# Featured Pen Photo of the Year!!!



## wdcav1952 (Feb 17, 2010)

These are the four Featured Pen Photo of the Quarter as selected by the membership of the IAP. The vote now is for Featured Pen Photo of the Year and some serious bragging rights. Check out the pens and vote for your choice.

First Quarter - Brass Rod Pen





Second Quarter - Inlaid, Hand-Painted





Third Quarter - Gentz Loopz





Fourth Quarter - Segmented Sedona


----------



## ericw95 (Feb 17, 2010)

bump


----------



## Displaced Canadian (Feb 18, 2010)

There, I did my civic duty.


----------



## mredburn (Feb 20, 2010)

I voted, and only once this time!:biggrin:


----------



## thewishman (Feb 20, 2010)

Where is the "all of the above" option???


----------



## wdcav1952 (Feb 20, 2010)

thewishman said:


> Where is the "all of the above" option???


 
Chris, I have to agree with you on this one!!  Unfortunately, we have to only vote for one.  I would be proud to have any one of these pens in my collection!


----------



## traderdon55 (Feb 21, 2010)

It was tough but I have narrowed it down to two.
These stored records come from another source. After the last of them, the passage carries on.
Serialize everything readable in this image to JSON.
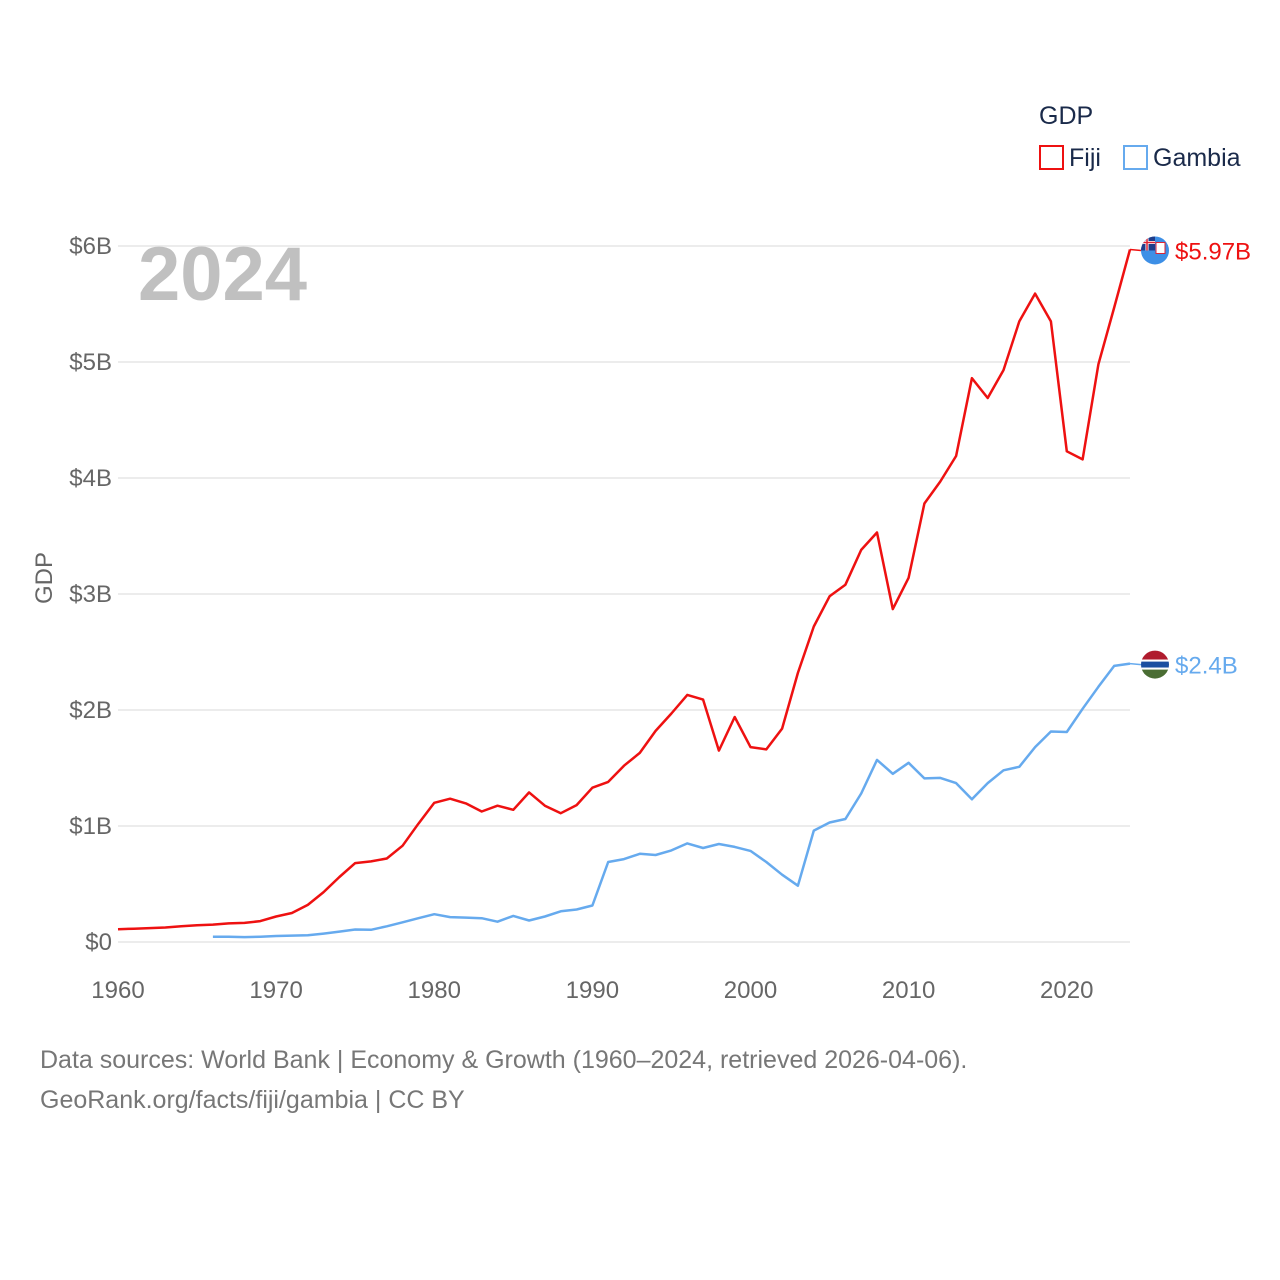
{
  "chart_data": {
    "type": "line",
    "title": "GDP",
    "current_year": "2024",
    "ylabel": "GDP",
    "xlabel": "",
    "xlim": [
      1960,
      2024
    ],
    "ylim": [
      0,
      6
    ],
    "unit": "billions USD",
    "x_ticks": [
      "1960",
      "1970",
      "1980",
      "1990",
      "2000",
      "2010",
      "2020"
    ],
    "x_tick_values": [
      1960,
      1970,
      1980,
      1990,
      2000,
      2010,
      2020
    ],
    "y_ticks": [
      "$0",
      "$1B",
      "$2B",
      "$3B",
      "$4B",
      "$5B",
      "$6B"
    ],
    "y_tick_values": [
      0,
      1,
      2,
      3,
      4,
      5,
      6
    ],
    "legend_position": "top-right",
    "series": [
      {
        "name": "Fiji",
        "color": "#ee1111",
        "end_label": "$5.97B",
        "flag_icon": "fiji-flag-icon",
        "points": [
          [
            1960,
            0.11
          ],
          [
            1961,
            0.115
          ],
          [
            1962,
            0.12
          ],
          [
            1963,
            0.125
          ],
          [
            1964,
            0.135
          ],
          [
            1965,
            0.145
          ],
          [
            1966,
            0.15
          ],
          [
            1967,
            0.16
          ],
          [
            1968,
            0.165
          ],
          [
            1969,
            0.18
          ],
          [
            1970,
            0.22
          ],
          [
            1971,
            0.25
          ],
          [
            1972,
            0.32
          ],
          [
            1973,
            0.43
          ],
          [
            1974,
            0.56
          ],
          [
            1975,
            0.68
          ],
          [
            1976,
            0.695
          ],
          [
            1977,
            0.72
          ],
          [
            1978,
            0.83
          ],
          [
            1979,
            1.02
          ],
          [
            1980,
            1.2
          ],
          [
            1981,
            1.235
          ],
          [
            1982,
            1.195
          ],
          [
            1983,
            1.125
          ],
          [
            1984,
            1.175
          ],
          [
            1985,
            1.14
          ],
          [
            1986,
            1.29
          ],
          [
            1987,
            1.175
          ],
          [
            1988,
            1.11
          ],
          [
            1989,
            1.18
          ],
          [
            1990,
            1.33
          ],
          [
            1991,
            1.38
          ],
          [
            1992,
            1.52
          ],
          [
            1993,
            1.63
          ],
          [
            1994,
            1.82
          ],
          [
            1995,
            1.97
          ],
          [
            1996,
            2.13
          ],
          [
            1997,
            2.09
          ],
          [
            1998,
            1.65
          ],
          [
            1999,
            1.94
          ],
          [
            2000,
            1.68
          ],
          [
            2001,
            1.66
          ],
          [
            2002,
            1.84
          ],
          [
            2003,
            2.32
          ],
          [
            2004,
            2.72
          ],
          [
            2005,
            2.98
          ],
          [
            2006,
            3.08
          ],
          [
            2007,
            3.38
          ],
          [
            2008,
            3.53
          ],
          [
            2009,
            2.87
          ],
          [
            2010,
            3.14
          ],
          [
            2011,
            3.78
          ],
          [
            2012,
            3.97
          ],
          [
            2013,
            4.19
          ],
          [
            2014,
            4.86
          ],
          [
            2015,
            4.69
          ],
          [
            2016,
            4.93
          ],
          [
            2017,
            5.35
          ],
          [
            2018,
            5.59
          ],
          [
            2019,
            5.35
          ],
          [
            2020,
            4.23
          ],
          [
            2021,
            4.16
          ],
          [
            2022,
            4.98
          ],
          [
            2023,
            5.47
          ],
          [
            2024,
            5.97
          ]
        ]
      },
      {
        "name": "Gambia",
        "color": "#66aaee",
        "end_label": "$2.4B",
        "flag_icon": "gambia-flag-icon",
        "points": [
          [
            1966,
            0.045
          ],
          [
            1967,
            0.046
          ],
          [
            1968,
            0.042
          ],
          [
            1969,
            0.046
          ],
          [
            1970,
            0.052
          ],
          [
            1971,
            0.055
          ],
          [
            1972,
            0.058
          ],
          [
            1973,
            0.072
          ],
          [
            1974,
            0.09
          ],
          [
            1975,
            0.108
          ],
          [
            1976,
            0.105
          ],
          [
            1977,
            0.135
          ],
          [
            1978,
            0.17
          ],
          [
            1979,
            0.205
          ],
          [
            1980,
            0.24
          ],
          [
            1981,
            0.215
          ],
          [
            1982,
            0.21
          ],
          [
            1983,
            0.205
          ],
          [
            1984,
            0.175
          ],
          [
            1985,
            0.225
          ],
          [
            1986,
            0.185
          ],
          [
            1987,
            0.22
          ],
          [
            1988,
            0.265
          ],
          [
            1989,
            0.28
          ],
          [
            1990,
            0.315
          ],
          [
            1991,
            0.69
          ],
          [
            1992,
            0.715
          ],
          [
            1993,
            0.76
          ],
          [
            1994,
            0.75
          ],
          [
            1995,
            0.79
          ],
          [
            1996,
            0.85
          ],
          [
            1997,
            0.81
          ],
          [
            1998,
            0.845
          ],
          [
            1999,
            0.82
          ],
          [
            2000,
            0.785
          ],
          [
            2001,
            0.69
          ],
          [
            2002,
            0.58
          ],
          [
            2003,
            0.485
          ],
          [
            2004,
            0.96
          ],
          [
            2005,
            1.03
          ],
          [
            2006,
            1.06
          ],
          [
            2007,
            1.28
          ],
          [
            2008,
            1.57
          ],
          [
            2009,
            1.45
          ],
          [
            2010,
            1.545
          ],
          [
            2011,
            1.41
          ],
          [
            2012,
            1.415
          ],
          [
            2013,
            1.37
          ],
          [
            2014,
            1.23
          ],
          [
            2015,
            1.37
          ],
          [
            2016,
            1.48
          ],
          [
            2017,
            1.51
          ],
          [
            2018,
            1.68
          ],
          [
            2019,
            1.815
          ],
          [
            2020,
            1.81
          ],
          [
            2021,
            2.01
          ],
          [
            2022,
            2.2
          ],
          [
            2023,
            2.38
          ],
          [
            2024,
            2.4
          ]
        ]
      }
    ]
  },
  "source": {
    "line1": "Data sources: World Bank | Economy & Growth (1960–2024, retrieved 2026-04-06).",
    "line2": "GeoRank.org/facts/fiji/gambia | CC BY"
  }
}
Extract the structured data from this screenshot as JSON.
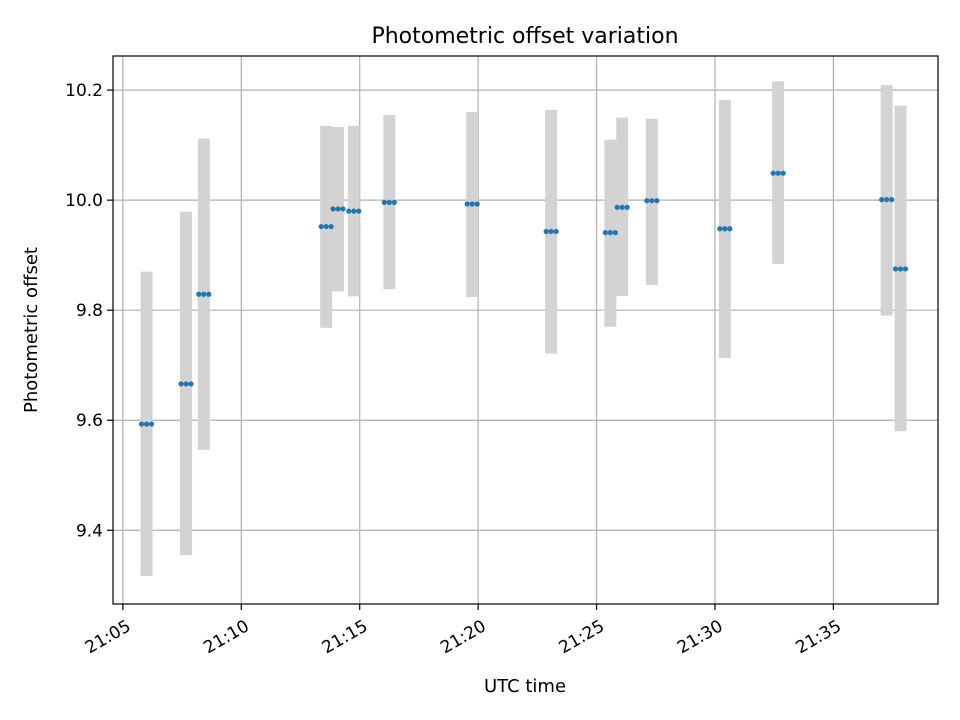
{
  "chart_data": {
    "type": "scatter",
    "title": "Photometric offset variation",
    "xlabel": "UTC time",
    "ylabel": "Photometric offset",
    "xlim": [
      "21:04:35",
      "21:39:25"
    ],
    "ylim": [
      9.266,
      10.262
    ],
    "xticks": [
      "21:05",
      "21:10",
      "21:15",
      "21:20",
      "21:25",
      "21:30",
      "21:35"
    ],
    "yticks": [
      "9.4",
      "9.6",
      "9.8",
      "10.0",
      "10.2"
    ],
    "grid": true,
    "colors": {
      "point": "#1f77b4",
      "errorbar": "#d3d3d3",
      "grid": "#b0b0b0"
    },
    "series": [
      {
        "points": [
          {
            "t": "21:06:00",
            "y": 9.593,
            "ylo": 9.317,
            "yhi": 9.87
          },
          {
            "t": "21:07:40",
            "y": 9.666,
            "ylo": 9.355,
            "yhi": 9.979
          },
          {
            "t": "21:08:25",
            "y": 9.829,
            "ylo": 9.546,
            "yhi": 10.112
          },
          {
            "t": "21:13:35",
            "y": 9.952,
            "ylo": 9.768,
            "yhi": 10.135
          },
          {
            "t": "21:14:05",
            "y": 9.984,
            "ylo": 9.834,
            "yhi": 10.133
          },
          {
            "t": "21:14:45",
            "y": 9.98,
            "ylo": 9.825,
            "yhi": 10.135
          },
          {
            "t": "21:16:15",
            "y": 9.996,
            "ylo": 9.838,
            "yhi": 10.155
          },
          {
            "t": "21:19:45",
            "y": 9.993,
            "ylo": 9.824,
            "yhi": 10.16
          },
          {
            "t": "21:23:05",
            "y": 9.943,
            "ylo": 9.721,
            "yhi": 10.164
          },
          {
            "t": "21:25:35",
            "y": 9.941,
            "ylo": 9.77,
            "yhi": 10.11
          },
          {
            "t": "21:26:05",
            "y": 9.987,
            "ylo": 9.826,
            "yhi": 10.15
          },
          {
            "t": "21:27:20",
            "y": 9.999,
            "ylo": 9.846,
            "yhi": 10.148
          },
          {
            "t": "21:30:25",
            "y": 9.948,
            "ylo": 9.713,
            "yhi": 10.182
          },
          {
            "t": "21:32:40",
            "y": 10.049,
            "ylo": 9.884,
            "yhi": 10.216
          },
          {
            "t": "21:37:15",
            "y": 10.001,
            "ylo": 9.79,
            "yhi": 10.209
          },
          {
            "t": "21:37:50",
            "y": 9.875,
            "ylo": 9.58,
            "yhi": 10.172
          }
        ]
      }
    ]
  }
}
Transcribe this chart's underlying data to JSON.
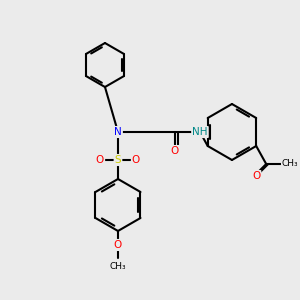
{
  "bg_color": "#ebebeb",
  "bond_color": "#000000",
  "bond_lw": 1.5,
  "atom_colors": {
    "N": "#0000FF",
    "O": "#FF0000",
    "S": "#cccc00",
    "NH": "#008888",
    "C": "#000000"
  },
  "font_size": 7.5,
  "font_size_small": 6.5
}
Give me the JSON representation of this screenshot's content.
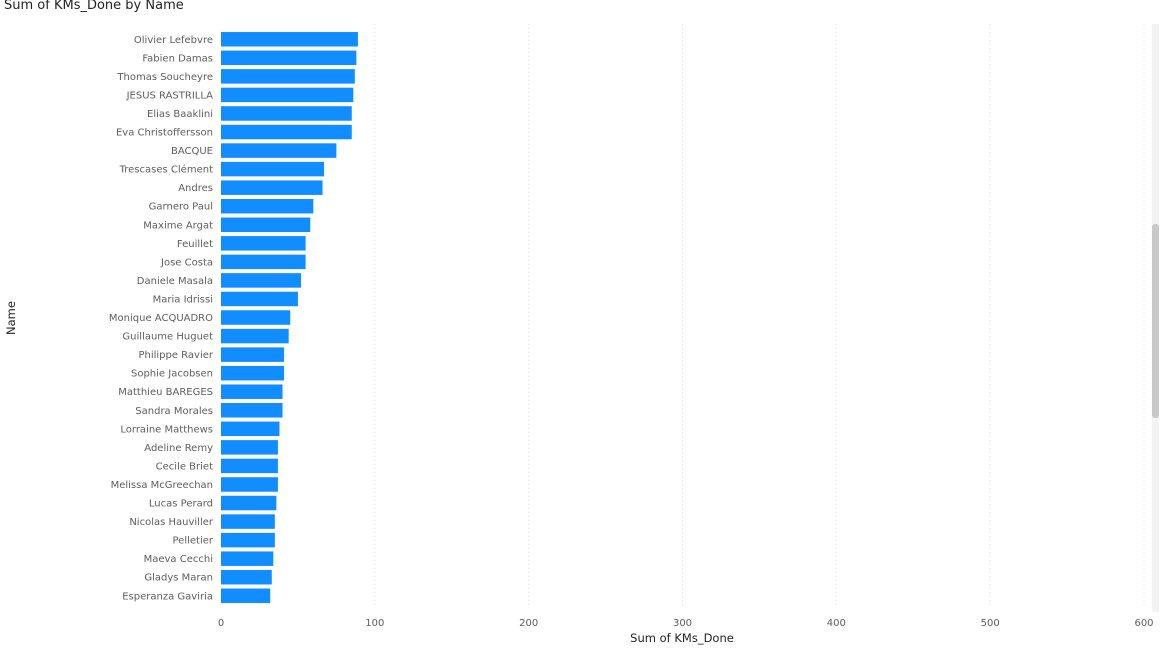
{
  "chart_data": {
    "type": "bar",
    "orientation": "horizontal",
    "title": "Sum of KMs_Done by Name",
    "xlabel": "Sum of KMs_Done",
    "ylabel": "Name",
    "xlim": [
      0,
      600
    ],
    "xticks": [
      "0",
      "100",
      "200",
      "300",
      "400",
      "500",
      "600"
    ],
    "grid": true,
    "bar_color": "#118DFF",
    "categories": [
      "Olivier Lefebvre",
      "Fabien Damas",
      "Thomas Soucheyre",
      "JESUS RASTRILLA",
      "Elias Baaklini",
      "Eva Christoffersson",
      "BACQUE",
      "Trescases Clément",
      "Andres",
      "Garnero Paul",
      "Maxime Argat",
      "Feuillet",
      "Jose Costa",
      "Daniele Masala",
      "Maria Idrissi",
      "Monique ACQUADRO",
      "Guillaume Huguet",
      "Philippe Ravier",
      "Sophie Jacobsen",
      "Matthieu BAREGES",
      "Sandra Morales",
      "Lorraine Matthews",
      "Adeline Remy",
      "Cecile Briet",
      "Melissa McGreechan",
      "Lucas Perard",
      "Nicolas Hauviller",
      "Pelletier",
      "Maeva Cecchi",
      "Gladys Maran",
      "Esperanza Gaviria"
    ],
    "values": [
      89,
      88,
      87,
      86,
      85,
      85,
      75,
      67,
      66,
      60,
      58,
      55,
      55,
      52,
      50,
      45,
      44,
      41,
      41,
      40,
      40,
      38,
      37,
      37,
      37,
      36,
      35,
      35,
      34,
      33,
      32
    ]
  },
  "scrollbar": {
    "position": 0.34,
    "visible_fraction": 0.33
  }
}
The really tough part is picking my favorite out of those two. I may have to sleep on it one more more night. (All bribes for my vote will be considered!)LOL


----------



## witz1976 (Feb 21, 2010)

That was waaay too hard.  They are all great!!


----------



## Pioneerpens (Feb 21, 2010)

I agree Waaaaaaaaay too hard. Some serious talent going on here....I would like to vote 4 times


----------



## ed4copies (Feb 26, 2010)

The end is near, 
the choice is clear,
Select one now,
The best--and how!




(hey, it rhymed!!)


----------



## el_d (Feb 26, 2010)

Very talented Ed, Now finish this one:

There once was a man from Wisconsin.........


Really hard to choose. Great work


----------



## shepardscross (Feb 26, 2010)

Very hard to vote...


----------



## ed4copies (Feb 26, 2010)

el_d said:


> Very talented Ed, Now finish this one:
> 
> There once was a man from Wisconsin.........
> 
> ...



More in line with your avatar (well kinda):

There was a young maid from Madras
Who had a magnificent ass,
Not rounded and pink, 
as YOU probably think,
It was GRAY, 
had long ears 
and ate GRASS!!!:biggrin::biggrin:


----------